Aclliceon · December 17, 2024, 10:43am

I see . That’s really cool.

jducoeur · December 17, 2024, 2:20pm

This raises an important point: there are, sort of, two “halves” to the Scala language – features that everybody needs all the time, and features that are primarily for writing libraries, less for application programming.

One of the very first things I teach folks is “Don’t try to learn all of Scala, at least not soon.” The language is chock-full of features that are really cool, and really powerful, but often a bit brain-breaking and often mostly irrelevant for application developers.

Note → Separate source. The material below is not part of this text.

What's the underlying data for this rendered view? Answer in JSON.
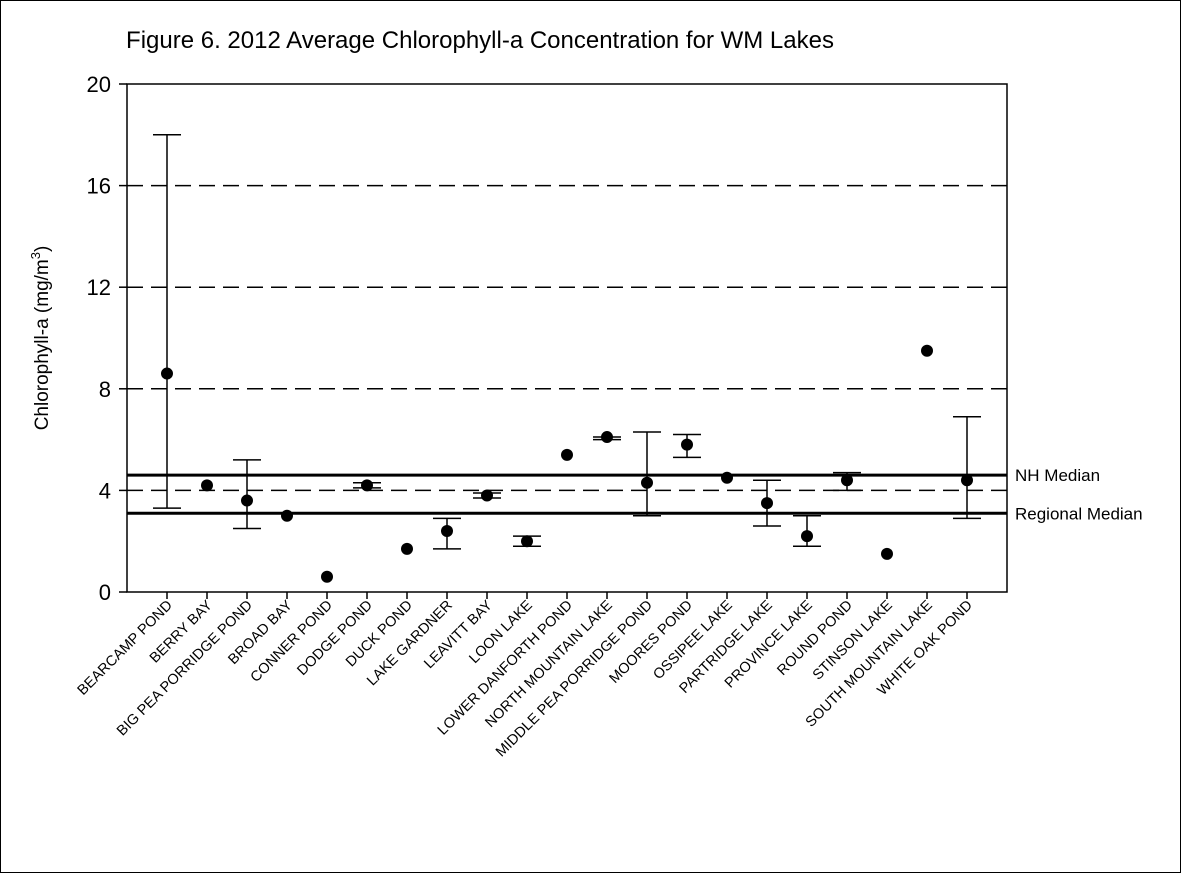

They exist primarily to enable Scala’s exceptionally-powerful library ecosystem, where a lot of features that get hard-coded into many languages instead are reduced to their underlying abstractions here, so that libraries can implement them.

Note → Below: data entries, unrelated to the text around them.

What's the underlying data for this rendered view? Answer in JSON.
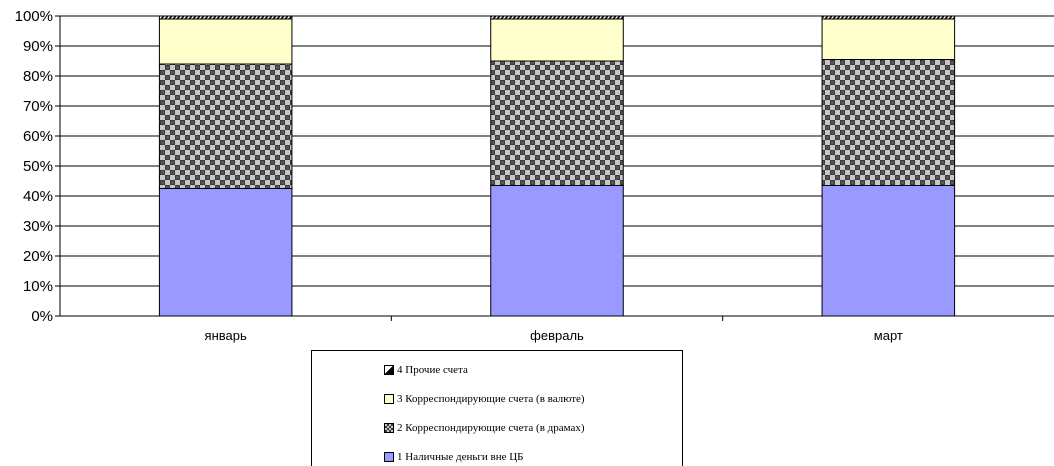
{
  "chart_data": {
    "type": "bar",
    "stacked": "percent",
    "categories": [
      "январь",
      "февраль",
      "март"
    ],
    "series": [
      {
        "name": "1 Наличные деньги вне ЦБ",
        "values": [
          42.5,
          43.5,
          43.5
        ],
        "color": "#9999ff",
        "pattern": "solid"
      },
      {
        "name": "2 Корреспондирующие счета (в драмах)",
        "values": [
          41.5,
          41.5,
          42.0
        ],
        "color": "#808080",
        "pattern": "checker"
      },
      {
        "name": "3 Корреспондирующие счета (в валюте)",
        "values": [
          15.0,
          14.0,
          13.5
        ],
        "color": "#ffffcc",
        "pattern": "solid"
      },
      {
        "name": "4 Прочие счета",
        "values": [
          1.0,
          1.0,
          1.0
        ],
        "color": "#000000",
        "pattern": "diagonal"
      }
    ],
    "y_ticks": [
      "0%",
      "10%",
      "20%",
      "30%",
      "40%",
      "50%",
      "60%",
      "70%",
      "80%",
      "90%",
      "100%"
    ],
    "ylim": [
      0,
      100
    ],
    "grid": true,
    "legend_position": "bottom"
  },
  "legend": {
    "items": [
      {
        "label": "4 Прочие счета"
      },
      {
        "label": "3 Корреспондирующие счета (в валюте)"
      },
      {
        "label": "2 Корреспондирующие счета (в драмах)"
      },
      {
        "label": "1 Наличные деньги вне ЦБ"
      }
    ]
  }
}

(We used to have an unofficial but helpful breakdown of which language features tended to be useful in which contexts, the so-called “Odersky levels”. Those are long since obsolete, but I sometimes think an updated version would be helpful.)

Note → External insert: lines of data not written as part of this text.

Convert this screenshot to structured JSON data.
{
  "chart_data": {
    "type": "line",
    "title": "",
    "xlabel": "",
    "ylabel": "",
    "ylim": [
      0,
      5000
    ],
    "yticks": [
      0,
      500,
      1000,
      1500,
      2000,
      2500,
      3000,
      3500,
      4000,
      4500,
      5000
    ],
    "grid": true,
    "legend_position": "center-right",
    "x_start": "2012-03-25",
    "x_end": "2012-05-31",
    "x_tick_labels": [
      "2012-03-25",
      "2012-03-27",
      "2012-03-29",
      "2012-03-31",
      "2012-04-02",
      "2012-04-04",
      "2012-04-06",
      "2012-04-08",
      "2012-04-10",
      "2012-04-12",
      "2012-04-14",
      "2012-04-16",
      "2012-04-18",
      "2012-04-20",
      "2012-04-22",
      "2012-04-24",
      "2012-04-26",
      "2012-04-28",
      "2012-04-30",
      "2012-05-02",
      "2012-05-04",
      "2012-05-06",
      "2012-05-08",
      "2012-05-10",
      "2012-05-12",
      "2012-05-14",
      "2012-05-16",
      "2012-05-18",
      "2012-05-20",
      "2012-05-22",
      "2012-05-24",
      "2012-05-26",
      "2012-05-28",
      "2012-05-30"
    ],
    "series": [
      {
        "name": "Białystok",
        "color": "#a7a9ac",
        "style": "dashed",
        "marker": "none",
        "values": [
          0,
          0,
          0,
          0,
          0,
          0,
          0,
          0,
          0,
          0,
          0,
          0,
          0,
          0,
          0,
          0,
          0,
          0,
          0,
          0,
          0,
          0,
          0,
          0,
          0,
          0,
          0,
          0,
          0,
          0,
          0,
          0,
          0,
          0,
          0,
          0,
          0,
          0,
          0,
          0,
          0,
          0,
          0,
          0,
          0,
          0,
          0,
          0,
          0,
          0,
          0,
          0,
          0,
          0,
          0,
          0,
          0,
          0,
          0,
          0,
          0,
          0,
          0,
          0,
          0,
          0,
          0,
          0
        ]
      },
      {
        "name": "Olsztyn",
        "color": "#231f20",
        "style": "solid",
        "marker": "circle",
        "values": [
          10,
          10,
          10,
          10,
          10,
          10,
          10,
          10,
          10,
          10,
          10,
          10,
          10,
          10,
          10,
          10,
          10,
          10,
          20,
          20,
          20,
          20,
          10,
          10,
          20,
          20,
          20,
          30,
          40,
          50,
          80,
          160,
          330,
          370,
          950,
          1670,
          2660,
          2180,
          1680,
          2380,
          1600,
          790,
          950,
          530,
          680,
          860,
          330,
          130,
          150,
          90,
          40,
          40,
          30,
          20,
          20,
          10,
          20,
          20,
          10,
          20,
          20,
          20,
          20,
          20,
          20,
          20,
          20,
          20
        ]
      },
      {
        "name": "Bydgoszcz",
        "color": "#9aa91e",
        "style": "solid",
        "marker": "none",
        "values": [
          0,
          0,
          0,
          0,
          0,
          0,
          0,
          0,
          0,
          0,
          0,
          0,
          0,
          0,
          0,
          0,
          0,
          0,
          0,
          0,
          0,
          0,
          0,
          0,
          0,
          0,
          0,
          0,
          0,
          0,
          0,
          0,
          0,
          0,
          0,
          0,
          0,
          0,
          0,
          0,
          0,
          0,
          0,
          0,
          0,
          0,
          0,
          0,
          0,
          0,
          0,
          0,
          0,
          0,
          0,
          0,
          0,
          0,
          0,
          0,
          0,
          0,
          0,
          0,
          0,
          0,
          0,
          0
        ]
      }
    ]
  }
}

As @sangamon points out, though, this all gets fuzzy when you’re talking about API signatures. Many of these features are visible in library APIs, so it can be helpful to know what they mean, even if you generally won’t use them yourself.

To that end:

implicit ev: T1 =:= T2 means essentially “only compile if these two types are the same”. It’s typically used as a way to define a method that is only available under those circumstances. (I’d never seen the null trick before, after 16 years of working in Scala – it’s super-rare AFAIK.) The parameter itself is generally not used – it’s just evidence that the two types are the same, which is why it is often named ev.
T: ClassTag tells the compiler to take some of the information that it knows about at compile time, and reify it into runtime data. This is mainly needed as a way to work around “erasure”, which is the fact that at runtime we don’t know what type you actually have in a generic. (Intentionally: it’s a tradeoff, but this is one of the big differences between the JVM and .NET.) You basically never need to do anything about ClassTag at the call site – it’s just an instruction to the compiler.